Storm Worm Bots Activated

Filed in archive Spam News on November 15, 2007

If you got a pop up ad today proclaiming "Hemisphere Finds Gold!" your system is most likely infected with the Storm worm. This nasty bug is estimated to be infecting over 200,000 PC's across the country, and according to the Washington Posts's Security Fix column, removing it is a nightmare in itself:

Detecting and removing a Storm infestation can be exceedingly difficult, as it is programed to regularly mutate its digital make-up. Part of Storm's sneakiness stems from the fact that it ships with what's known as a "rootkit," a set of computer instructions designed to hide the malicious files and system processes that carry out most of the worm's activities. It does this essentially by inserting those components into legitimate Windows processes and drivers - such as "tcpip.sys," the driver that handles core Internet networking functions on Windows systems.

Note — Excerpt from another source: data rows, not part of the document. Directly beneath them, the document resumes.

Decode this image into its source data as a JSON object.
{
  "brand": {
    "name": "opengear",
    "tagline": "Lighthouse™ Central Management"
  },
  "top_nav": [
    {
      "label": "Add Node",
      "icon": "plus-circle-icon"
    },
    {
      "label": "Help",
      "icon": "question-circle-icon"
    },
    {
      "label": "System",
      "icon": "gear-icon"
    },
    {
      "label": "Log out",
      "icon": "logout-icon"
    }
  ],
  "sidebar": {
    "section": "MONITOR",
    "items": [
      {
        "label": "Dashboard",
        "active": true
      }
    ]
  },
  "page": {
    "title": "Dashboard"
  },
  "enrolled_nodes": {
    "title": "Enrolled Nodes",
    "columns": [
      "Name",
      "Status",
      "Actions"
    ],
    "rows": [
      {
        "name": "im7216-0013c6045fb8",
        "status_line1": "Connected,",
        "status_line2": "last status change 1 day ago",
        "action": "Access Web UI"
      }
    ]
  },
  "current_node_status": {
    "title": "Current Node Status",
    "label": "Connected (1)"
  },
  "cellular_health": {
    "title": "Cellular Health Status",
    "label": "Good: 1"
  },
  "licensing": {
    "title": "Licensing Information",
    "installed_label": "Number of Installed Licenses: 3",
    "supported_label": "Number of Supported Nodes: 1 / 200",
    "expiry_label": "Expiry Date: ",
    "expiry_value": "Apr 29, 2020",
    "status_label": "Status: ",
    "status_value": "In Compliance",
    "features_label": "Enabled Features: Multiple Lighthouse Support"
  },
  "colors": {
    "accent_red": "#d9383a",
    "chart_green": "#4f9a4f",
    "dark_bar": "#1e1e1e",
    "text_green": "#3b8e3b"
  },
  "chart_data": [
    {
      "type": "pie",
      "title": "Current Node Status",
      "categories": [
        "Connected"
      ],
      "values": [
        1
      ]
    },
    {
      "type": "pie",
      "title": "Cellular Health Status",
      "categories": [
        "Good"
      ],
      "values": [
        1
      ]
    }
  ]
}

"By injecting itself into regular Windows processes and hijacking Windows drivers, Storm doesn't give you much to grab onto there," said Joe Stewart, a senior security researcher at SecureWorks. "Most people are going to have to depend on their anti-virus vendor to eventually get updated to detect whichever Storm variant is on their machine, or pay an expert to find it on their machine and remove it."

By the way, anyone who actually fell for the spam and invested will be in for a shock. Hemisphere Gold's stock fell .15 today, from $1.15 to $1.00 a share. Then again anyone that takes the advice of spammers when investing in the stock market shouldn't expect any different!